Bwlch Nant Yr Arian would be worth visiting just for the name alone - the Gap or Mountain Pass of the Silver Stream. How gorgeous is that, and even better when you learn there were silver mines in the area in the 18th century.
I'd come for the kites, though, and 250 is the number the information boards say you might expect to see at feeding time, but with no way of counting, there seemed to be hundreds more (though given we were there on Midsummer's Day and it was all a bit magical anyway, there's always a chance some passing Puck put flower juice in my eyes.)
Here's the view from the cafe terrace of red kites, with a few gulls mixed in, waiting for feeding time.
We made our way down to the pond for a closer view. It felt like when I was a kid and we were waiting for the feeding of the sea lions at Bristol Zoo - only these kites are wild and free, so there was none of the captivity anxiety that hung about zoo visits even back then.
The Northerner was rather more apprehensive about it than me.
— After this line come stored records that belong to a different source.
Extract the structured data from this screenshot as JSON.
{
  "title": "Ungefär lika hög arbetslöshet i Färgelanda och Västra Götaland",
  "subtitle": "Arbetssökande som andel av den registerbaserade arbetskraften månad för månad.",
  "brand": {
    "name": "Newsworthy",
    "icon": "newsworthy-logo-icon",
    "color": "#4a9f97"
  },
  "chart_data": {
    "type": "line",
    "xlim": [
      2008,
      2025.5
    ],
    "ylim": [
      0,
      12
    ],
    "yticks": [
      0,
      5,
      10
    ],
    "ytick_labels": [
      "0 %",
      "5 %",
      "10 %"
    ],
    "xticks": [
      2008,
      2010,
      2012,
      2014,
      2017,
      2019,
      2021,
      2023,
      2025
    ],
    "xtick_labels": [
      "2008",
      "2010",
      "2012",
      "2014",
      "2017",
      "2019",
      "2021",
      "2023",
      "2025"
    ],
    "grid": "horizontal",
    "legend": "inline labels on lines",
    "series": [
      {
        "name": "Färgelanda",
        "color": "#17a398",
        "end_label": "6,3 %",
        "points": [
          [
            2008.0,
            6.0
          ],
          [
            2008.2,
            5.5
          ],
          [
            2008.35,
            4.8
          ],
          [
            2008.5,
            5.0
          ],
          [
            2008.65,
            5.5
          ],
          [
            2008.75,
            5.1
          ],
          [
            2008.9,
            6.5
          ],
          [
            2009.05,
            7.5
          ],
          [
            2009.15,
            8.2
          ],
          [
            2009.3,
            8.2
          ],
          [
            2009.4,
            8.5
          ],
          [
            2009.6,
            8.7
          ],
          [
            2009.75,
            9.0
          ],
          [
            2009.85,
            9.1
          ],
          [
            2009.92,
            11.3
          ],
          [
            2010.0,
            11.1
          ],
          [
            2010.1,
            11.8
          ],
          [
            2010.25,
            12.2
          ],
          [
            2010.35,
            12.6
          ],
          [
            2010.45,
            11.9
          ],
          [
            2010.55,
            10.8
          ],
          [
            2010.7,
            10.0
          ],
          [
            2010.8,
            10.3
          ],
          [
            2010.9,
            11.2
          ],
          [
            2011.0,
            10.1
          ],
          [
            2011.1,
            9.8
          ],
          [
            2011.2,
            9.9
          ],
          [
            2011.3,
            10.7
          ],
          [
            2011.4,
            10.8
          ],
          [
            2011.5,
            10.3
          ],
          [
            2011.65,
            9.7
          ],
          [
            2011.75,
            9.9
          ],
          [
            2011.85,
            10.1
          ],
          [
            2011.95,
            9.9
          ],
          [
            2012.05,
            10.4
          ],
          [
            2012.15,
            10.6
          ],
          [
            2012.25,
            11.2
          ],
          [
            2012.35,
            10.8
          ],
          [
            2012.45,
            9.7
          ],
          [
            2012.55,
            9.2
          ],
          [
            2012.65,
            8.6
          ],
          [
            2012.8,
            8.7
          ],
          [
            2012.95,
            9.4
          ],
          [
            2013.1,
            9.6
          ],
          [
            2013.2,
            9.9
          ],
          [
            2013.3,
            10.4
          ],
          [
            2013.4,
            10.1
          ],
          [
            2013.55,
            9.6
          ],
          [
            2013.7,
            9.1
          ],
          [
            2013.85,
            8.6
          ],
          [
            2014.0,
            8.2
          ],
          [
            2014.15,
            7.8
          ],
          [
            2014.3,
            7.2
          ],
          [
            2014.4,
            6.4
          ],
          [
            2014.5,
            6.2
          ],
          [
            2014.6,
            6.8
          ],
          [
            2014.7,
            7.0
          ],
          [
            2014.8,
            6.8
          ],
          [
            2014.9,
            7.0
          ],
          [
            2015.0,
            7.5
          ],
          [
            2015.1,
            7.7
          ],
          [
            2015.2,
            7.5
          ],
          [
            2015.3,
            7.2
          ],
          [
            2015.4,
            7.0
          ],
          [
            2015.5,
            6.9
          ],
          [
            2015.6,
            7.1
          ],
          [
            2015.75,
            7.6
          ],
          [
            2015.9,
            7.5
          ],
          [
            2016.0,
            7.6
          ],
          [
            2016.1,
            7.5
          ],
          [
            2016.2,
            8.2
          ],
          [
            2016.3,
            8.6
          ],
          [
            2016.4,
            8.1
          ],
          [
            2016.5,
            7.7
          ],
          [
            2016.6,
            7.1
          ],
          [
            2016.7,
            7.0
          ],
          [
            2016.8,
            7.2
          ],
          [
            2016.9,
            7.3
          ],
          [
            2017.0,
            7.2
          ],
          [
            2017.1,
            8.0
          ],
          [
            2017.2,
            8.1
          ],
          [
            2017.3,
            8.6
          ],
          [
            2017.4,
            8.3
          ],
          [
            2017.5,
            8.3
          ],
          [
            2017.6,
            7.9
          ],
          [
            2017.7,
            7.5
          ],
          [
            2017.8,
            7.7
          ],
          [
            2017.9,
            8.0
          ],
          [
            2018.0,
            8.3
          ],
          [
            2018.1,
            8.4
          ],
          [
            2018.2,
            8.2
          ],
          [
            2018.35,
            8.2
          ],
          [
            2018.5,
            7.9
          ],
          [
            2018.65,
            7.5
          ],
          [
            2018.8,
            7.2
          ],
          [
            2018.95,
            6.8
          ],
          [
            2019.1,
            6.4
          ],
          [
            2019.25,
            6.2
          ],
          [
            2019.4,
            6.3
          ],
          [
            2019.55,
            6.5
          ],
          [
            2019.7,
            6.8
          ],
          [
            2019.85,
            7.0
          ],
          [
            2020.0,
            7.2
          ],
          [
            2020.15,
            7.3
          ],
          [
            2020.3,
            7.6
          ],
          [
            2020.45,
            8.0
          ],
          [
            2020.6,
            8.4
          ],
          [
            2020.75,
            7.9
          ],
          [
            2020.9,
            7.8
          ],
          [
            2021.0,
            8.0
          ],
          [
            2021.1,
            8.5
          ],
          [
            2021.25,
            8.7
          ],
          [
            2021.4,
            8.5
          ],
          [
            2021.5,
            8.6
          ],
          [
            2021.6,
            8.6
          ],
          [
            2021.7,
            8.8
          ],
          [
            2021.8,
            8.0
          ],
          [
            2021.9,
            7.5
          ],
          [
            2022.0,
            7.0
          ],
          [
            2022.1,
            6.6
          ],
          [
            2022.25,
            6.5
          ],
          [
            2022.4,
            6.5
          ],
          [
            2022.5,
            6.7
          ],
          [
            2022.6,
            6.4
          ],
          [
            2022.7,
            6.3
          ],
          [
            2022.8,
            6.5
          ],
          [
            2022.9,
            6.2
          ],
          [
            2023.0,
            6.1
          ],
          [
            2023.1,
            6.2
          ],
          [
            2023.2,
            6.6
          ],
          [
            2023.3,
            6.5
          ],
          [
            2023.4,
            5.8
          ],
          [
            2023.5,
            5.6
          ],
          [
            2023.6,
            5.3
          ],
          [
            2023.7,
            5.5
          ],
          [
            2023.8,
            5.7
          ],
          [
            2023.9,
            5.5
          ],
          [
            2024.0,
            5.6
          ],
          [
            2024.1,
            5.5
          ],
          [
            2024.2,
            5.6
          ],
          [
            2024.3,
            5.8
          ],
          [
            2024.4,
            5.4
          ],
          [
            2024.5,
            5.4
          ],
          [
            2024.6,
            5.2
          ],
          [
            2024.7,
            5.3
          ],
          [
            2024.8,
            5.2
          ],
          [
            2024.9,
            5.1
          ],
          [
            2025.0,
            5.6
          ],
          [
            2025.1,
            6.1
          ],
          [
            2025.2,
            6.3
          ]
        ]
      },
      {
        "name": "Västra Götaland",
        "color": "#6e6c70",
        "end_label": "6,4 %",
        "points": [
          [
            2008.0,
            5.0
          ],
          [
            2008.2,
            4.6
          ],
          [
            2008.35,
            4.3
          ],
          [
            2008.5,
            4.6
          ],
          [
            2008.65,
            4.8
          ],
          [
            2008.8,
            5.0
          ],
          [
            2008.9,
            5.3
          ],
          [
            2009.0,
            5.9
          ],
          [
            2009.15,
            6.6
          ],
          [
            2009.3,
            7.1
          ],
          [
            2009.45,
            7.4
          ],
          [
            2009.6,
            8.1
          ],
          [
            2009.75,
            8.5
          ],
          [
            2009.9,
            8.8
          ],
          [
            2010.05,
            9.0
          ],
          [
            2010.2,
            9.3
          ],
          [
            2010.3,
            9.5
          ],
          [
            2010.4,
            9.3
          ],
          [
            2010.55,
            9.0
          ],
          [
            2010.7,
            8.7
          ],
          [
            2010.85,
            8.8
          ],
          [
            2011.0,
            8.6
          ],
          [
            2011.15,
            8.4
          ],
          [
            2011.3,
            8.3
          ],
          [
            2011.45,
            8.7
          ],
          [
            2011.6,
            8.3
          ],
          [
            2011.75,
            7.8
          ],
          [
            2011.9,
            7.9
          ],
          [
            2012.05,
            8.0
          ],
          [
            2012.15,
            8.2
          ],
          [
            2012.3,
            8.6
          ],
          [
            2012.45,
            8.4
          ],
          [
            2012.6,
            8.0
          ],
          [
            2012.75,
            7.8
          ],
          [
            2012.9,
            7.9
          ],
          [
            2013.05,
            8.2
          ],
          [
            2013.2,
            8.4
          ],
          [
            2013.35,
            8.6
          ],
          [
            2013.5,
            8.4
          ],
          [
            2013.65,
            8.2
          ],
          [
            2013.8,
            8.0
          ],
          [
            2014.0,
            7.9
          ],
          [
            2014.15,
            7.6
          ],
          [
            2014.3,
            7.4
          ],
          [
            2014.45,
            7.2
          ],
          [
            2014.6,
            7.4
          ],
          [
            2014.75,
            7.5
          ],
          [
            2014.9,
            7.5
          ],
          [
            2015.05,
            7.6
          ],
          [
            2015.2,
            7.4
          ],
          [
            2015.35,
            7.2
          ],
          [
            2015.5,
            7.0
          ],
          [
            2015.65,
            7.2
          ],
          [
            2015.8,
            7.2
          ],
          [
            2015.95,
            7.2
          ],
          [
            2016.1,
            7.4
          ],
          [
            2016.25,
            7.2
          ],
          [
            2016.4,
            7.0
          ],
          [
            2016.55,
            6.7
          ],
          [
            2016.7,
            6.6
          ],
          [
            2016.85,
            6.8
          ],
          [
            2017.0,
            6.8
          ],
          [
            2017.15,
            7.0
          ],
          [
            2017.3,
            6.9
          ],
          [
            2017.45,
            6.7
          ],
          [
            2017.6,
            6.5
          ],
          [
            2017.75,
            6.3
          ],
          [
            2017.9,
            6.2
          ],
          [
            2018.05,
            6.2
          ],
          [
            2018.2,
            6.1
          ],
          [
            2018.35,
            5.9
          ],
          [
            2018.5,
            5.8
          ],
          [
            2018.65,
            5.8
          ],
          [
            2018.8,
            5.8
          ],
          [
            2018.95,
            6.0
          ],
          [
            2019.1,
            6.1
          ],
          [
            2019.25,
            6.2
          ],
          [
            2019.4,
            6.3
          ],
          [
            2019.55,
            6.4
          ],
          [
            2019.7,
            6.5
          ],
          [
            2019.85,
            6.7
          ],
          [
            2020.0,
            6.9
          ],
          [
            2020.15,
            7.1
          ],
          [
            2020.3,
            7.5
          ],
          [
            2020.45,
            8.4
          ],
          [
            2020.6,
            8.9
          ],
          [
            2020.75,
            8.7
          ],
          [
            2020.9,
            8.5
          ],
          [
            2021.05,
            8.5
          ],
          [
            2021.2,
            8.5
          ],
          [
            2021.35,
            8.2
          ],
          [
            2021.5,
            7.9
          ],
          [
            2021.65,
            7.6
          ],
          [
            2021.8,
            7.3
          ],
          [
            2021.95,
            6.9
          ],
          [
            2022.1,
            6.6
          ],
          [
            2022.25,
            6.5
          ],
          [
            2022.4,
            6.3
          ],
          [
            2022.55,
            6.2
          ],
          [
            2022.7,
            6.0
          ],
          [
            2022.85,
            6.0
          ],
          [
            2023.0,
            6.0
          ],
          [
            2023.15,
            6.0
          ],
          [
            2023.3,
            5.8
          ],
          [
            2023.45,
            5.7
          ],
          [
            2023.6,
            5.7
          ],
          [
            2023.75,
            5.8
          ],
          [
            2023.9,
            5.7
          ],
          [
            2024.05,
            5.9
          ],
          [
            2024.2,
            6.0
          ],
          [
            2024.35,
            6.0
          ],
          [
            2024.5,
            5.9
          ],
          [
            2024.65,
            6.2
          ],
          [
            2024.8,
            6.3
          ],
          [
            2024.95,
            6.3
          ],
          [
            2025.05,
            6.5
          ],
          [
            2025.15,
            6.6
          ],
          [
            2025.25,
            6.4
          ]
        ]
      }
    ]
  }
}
Unconvinced that kites mostly eat carrion, he was clutching the walking stick we keep in the back of the car, ready to beat any off bird that might try to make a meal of our (admittedly small) border collie.
And yes, something must have happened to my eyes because they were filling up with tears at the seeing and hearing of such a spectacle, of birds that were all but extinct in these islands in the 19th and first half of the 20th century, and like the bewitched characters in A Midsummer Night's Dream, I'd fallen in love.